The journey to Olubadan Stool
His 40-year journey to become the 41st Olubadan started in 1976. It wouldn’t have happened but for the intervention of the late Balogun Olubadan, High Chief Sulaiman Omiyale, who was next in line to become Olubadan after the death of the 40th Olubadan in January 2016. He was one of the two High Chiefs whose death in 2015 paved the way for Adetunji to become Olubadan in 2016.
“I became Mogaji of the Adetunji family in 1976, three years after I was first called to do so,” he recounted in an interview. “I can recollect that the late Balogun Olubadan, High Chief SulaimanOmiyale, pressured me to become the Mogaji of my family, but I refused because of my business. But he persisted and educated me that being a chief in Ibadan will not negatively impact my business. I didn’t yield to his pressure until three years after when I succumbed. Since 1976, I have continued to progress steadily on the Balogun chieftaincy line, climbing the 23 steps according to the tradition of Ibadan chieftaincy.”
Adetunji was three steps to the Olubadan stool behind Omiyale and High Chief Omowale Kuye. But their deaths in November 2015 paved the way for his elevation to Balogun in 2015. With the death of Oba Samuel Odugade in January 2016, Adetunji became the Olubadan and was crowned in March 2016
Turbulent Days As Olubadan

Just a year after Adetunji became Olubadan, late Governor Abiola Ajimobi reviewed the Olubadan Chieftaincy Declaration to allow Ibadan to have multiple Obas. Members of Olubadan-in-Council, hitherto known as High Chiefs, who take turns to become the next monarch after the death of the reigning one, were by that controversial review installed as Obas and crowned by Ajimobi.
The governor’s decision sparked a controversy that resulted in court cases. It also led to a face-off between Adetunji and the governor as well as the High Chiefs whom the monarch told to drop their “illegal crowns if they want to enter his palace.”
When Seyi Makinde became governor in May 2019, he opted for a political solution to the impasse. Despite the intervention and the resolution asking the High Chiefs to return to their former position as High Chiefs, the Otun Olubadan, High Chief Lekan Balogun, a former Senator who was the focal person of the crowned Chiefs instituted another case in court in defiance to the resolution.

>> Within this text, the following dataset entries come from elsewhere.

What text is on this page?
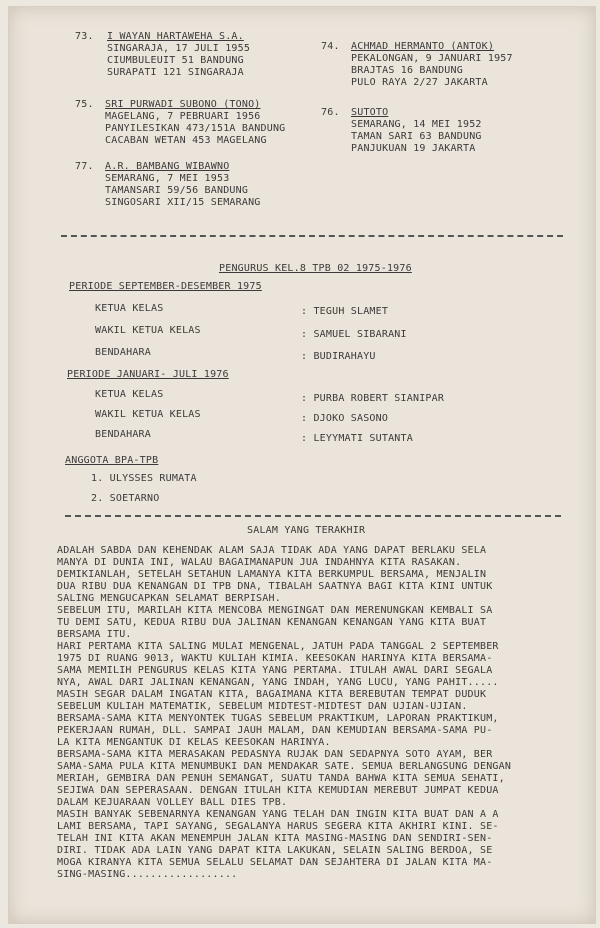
73. I WAYAN HARTAWEHA S.A.
SINGARAJA, 17 JULI 1955
CIUMBULEUIT 51 BANDUNG
SURAPATI 121 SINGARAJA
74. ACHMAD HERMANTO (ANTOK)
PEKALONGAN, 9 JANUARI 1957
BRAJTAS 16 BANDUNG
PULO RAYA 2/27 JAKARTA
75. SRI PURWADI SUBONO (TONO)
MAGELANG, 7 PEBRUARI 1956
PANYILESIKAN 473/151A BANDUNG
CACABAN WETAN 453 MAGELANG
76. SUTOTO
SEMARANG, 14 MEI 1952
TAMAN SARI 63 BANDUNG
PANJUKUAN 19 JAKARTA
77. A.R. BAMBANG WIBAWNO
SEMARANG, 7 MEI 1953
TAMANSARI 59/56 BANDUNG
SINGOSARI XII/15 SEMARANG
PENGURUS KEL.8 TPB 02 1975-1976
PERIODE SEPTEMBER-DESEMBER 1975
KETUA KELAS	: TEGUH SLAMET
WAKIL KETUA KELAS	: SAMUEL SIBARANI
BENDAHARA	: BUDIRAHAYU
PERIODE JANUARI- JULI 1976
KETUA KELAS	: PURBA ROBERT SIANIPAR
WAKIL KETUA KELAS	: DJOKO SASONO
BENDAHARA	: LEYYMATI SUTANTA
ANGGOTA BPA-TPB
1. ULYSSES RUMATA
2. SOETARNO
SALAM YANG TERAKHIR
ADALAH SABDA DAN KEHENDAK ALAM SAJA TIDAK ADA YANG DAPAT BERLAKU SELA
MANYA DI DUNIA INI, WALAU BAGAIMANAPUN JUA INDAHNYA KITA RASAKAN.
DEMIKIANLAH, SETELAH SETAHUN LAMANYA KITA BERKUMPUL BERSAMA, MENJALIN
DUA RIBU DUA KENANGAN DI TPB DNA, TIBALAH SAATNYA BAGI KITA KINI UNTUK
SALING MENGUCAPKAN SELAMAT BERPISAH.
SEBELUM ITU, MARILAH KITA MENCOBA MENGINGAT DAN MERENUNGKAN KEMBALI SA
TU DEMI SATU, KEDUA RIBU DUA JALINAN KENANGAN KENANGAN YANG KITA BUAT
BERSAMA ITU.
HARI PERTAMA KITA SALING MULAI MENGENAL, JATUH PADA TANGGAL 2 SEPTEMBER
1975 DI RUANG 9013, WAKTU KULIAH KIMIA. KEESOKAN HARINYA KITA BERSAMA-
SAMA MEMILIH PENGURUS KELAS KITA YANG PERTAMA. ITULAH AWAL DARI SEGALA
NYA, AWAL DARI JALINAN KENANGAN, YANG INDAH, YANG LUCU, YANG PAHIT.....
MASIH SEGAR DALAM INGATAN KITA, BAGAIMANA KITA BEREBUTAN TEMPAT DUDUK
SEBELUM KULIAH MATEMATIK, SEBELUM MIDTEST-MIDTEST DAN UJIAN-UJIAN.
BERSAMA-SAMA KITA MENYONTEK TUGAS SEBELUM PRAKTIKUM, LAPORAN PRAKTIKUM,
PEKERJAAN RUMAH, DLL. SAMPAI JAUH MALAM, DAN KEMUDIAN BERSAMA-SAMA PU-
LA KITA MENGANTUK DI KELAS KEESOKAN HARINYA.
BERSAMA-SAMA KITA MERASAKAN PEDASNYA RUJAK DAN SEDAPNYA SOTO AYAM, BER
SAMA-SAMA PULA KITA MENUMBUKI DAN MENDAKAR SATE. SEMUA BERLANGSUNG DENGAN
MERIAH, GEMBIRA DAN PENUH SEMANGAT, SUATU TANDA BAHWA KITA SEMUA SEHATI,
SEJIWA DAN SEPERASAAN. DENGAN ITULAH KITA KEMUDIAN MEREBUT JUMPAT KEDUA
DALAM KEJUARAAN VOLLEY BALL DIES TPB.
MASIH BANYAK SEBENARNYA KENANGAN YANG TELAH DAN INGIN KITA BUAT DAN A A
LAMI BERSAMA, TAPI SAYANG, SEGALANYA HARUS SEGERA KITA AKHIRI KINI. SE-
TELAH INI KITA AKAN MENEMPUH JALAN KITA MASING-MASING DAN SENDIRI-SEN-
DIRI. TIDAK ADA LAIN YANG DAPAT KITA LAKUKAN, SELAIN SALING BERDOA, SE
MOGA KIRANYA KITA SEMUA SELALU SELAMAT DAN SEJAHTERA DI JALAN KITA MA-
SING-MASING..................
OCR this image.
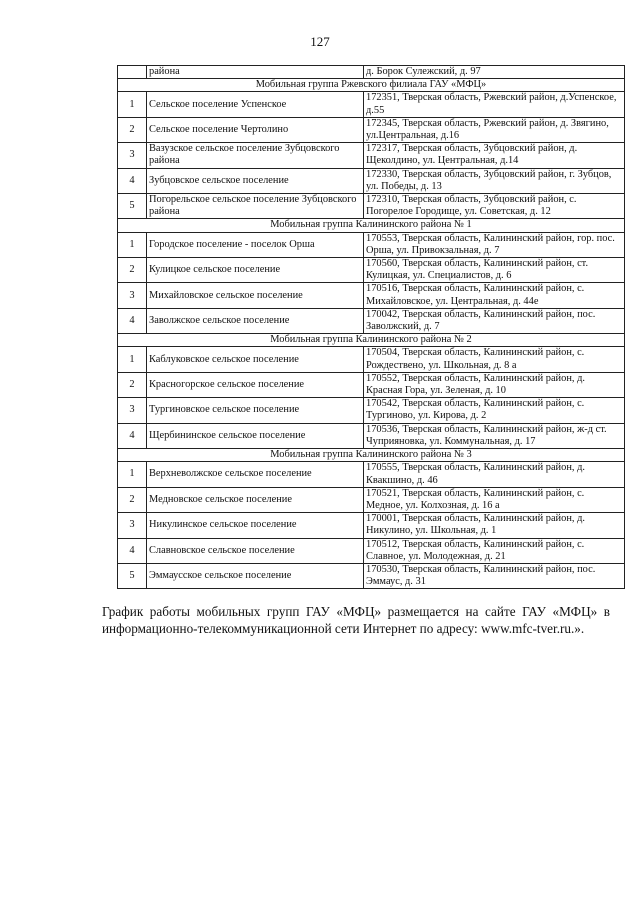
127
	района	д. Борок Сулежский, д. 97
Мобильная группа Ржевского филиала ГАУ «МФЦ»		
1	Сельское поселение Успенское	172351, Тверская область, Ржевский район, д.Успенское, д.55
2	Сельское поселение Чертолино	172345, Тверская область, Ржевский район, д. Звягино, ул.Центральная, д.16
3	Вазузское сельское поселение Зубцовского района	172317, Тверская область, Зубцовский район, д. Щеколдино, ул. Центральная, д.14
4	Зубцовское сельское поселение	172330, Тверская область, Зубцовский район, г. Зубцов, ул. Победы, д. 13
5	Погорельское сельское поселение Зубцовского района	172310, Тверская область, Зубцовский район, с. Погорелое Городище, ул. Советская, д. 12
Мобильная группа Калининского района № 1		
1	Городское поселение - поселок Орша	170553, Тверская область, Калининский район, гор. пос. Орша, ул. Привокзальная, д. 7
2	Кулицкое сельское поселение	170560, Тверская область, Калининский район, ст. Кулицкая, ул. Специалистов, д. 6
3	Михайловское сельское поселение	170516, Тверская область, Калининский район, с. Михайловское, ул. Центральная, д. 44е
4	Заволжское сельское поселение	170042, Тверская область, Калининский район, пос. Заволжский, д. 7
Мобильная группа Калининского района № 2		
1	Каблуковское сельское поселение	170504, Тверская область, Калининский район, с. Рождествено, ул. Школьная, д. 8 а
2	Красногорское сельское поселение	170552, Тверская область, Калининский район, д. Красная Гора, ул. Зеленая, д. 10
3	Тургиновское сельское поселение	170542, Тверская область, Калининский район, с. Тургиново, ул. Кирова, д. 2
4	Щербининское сельское поселение	170536, Тверская область, Калининский район, ж-д ст. Чуприяновка, ул. Коммунальная, д. 17
Мобильная группа Калининского района № 3		
1	Верхневолжское сельское поселение	170555, Тверская область, Калининский район, д. Квакшино, д. 46
2	Медновское сельское поселение	170521, Тверская область, Калининский район, с. Медное, ул. Колхозная, д. 16 а
3	Никулинское сельское поселение	170001, Тверская область, Калининский район, д. Никулино, ул. Школьная, д. 1
4	Славновское сельское поселение	170512, Тверская область, Калининский район, с. Славное, ул. Молодежная, д. 21
5	Эммаусское сельское поселение	170530, Тверская область, Калининский район, пос. Эммаус, д. 31
График работы мобильных групп ГАУ «МФЦ» размещается на сайте ГАУ «МФЦ» в информационно-телекоммуникационной сети Интернет по адресу: www.mfc-tver.ru.».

Ajimobi’s action was one of the major events that shaped Adetunji’s five years and 10 months reign as Olubadan. For three years, he fought battles to sustain the agelong tradition of the Ibadan people.
Since his death and burial at his Popo-Yemoja Palace in Ibadan, on January 2, 2022, from all sides, people have been pouring in tributes celebrating him and his contributions as one of the pioneer pillars of the entertainment industry in Nigeria.
President Muhammadu Buhari described the late monarch as “a visionary and compassionate leader, who used the spheres of his influence as a respected traditional ruler.”

Governor Makinde said Adetunji’s death was painful despite his old age. “He was an exemplary royalty, a great leader and an exemplary royal father,” Makinde said.
A governorship aspirant in Oyo State and CEO of Sodium Brand Solutions, Abisoye Fagade, said Adetunji “was always there for us as he would not turn down the invitation to grace occasions personally to encourage and honour his subjects. This was in addition to his readiness to assist everyone in special ways like a true father he was.”
Fuji music star, K1 De Ultimate, could not be reached for comment.

Adetunji married four wives in his lifetime. A Palace statement said he is survived by his wife, Olori Rashidat Ololade Adetunji, children, grandchildren and great-grandchildren.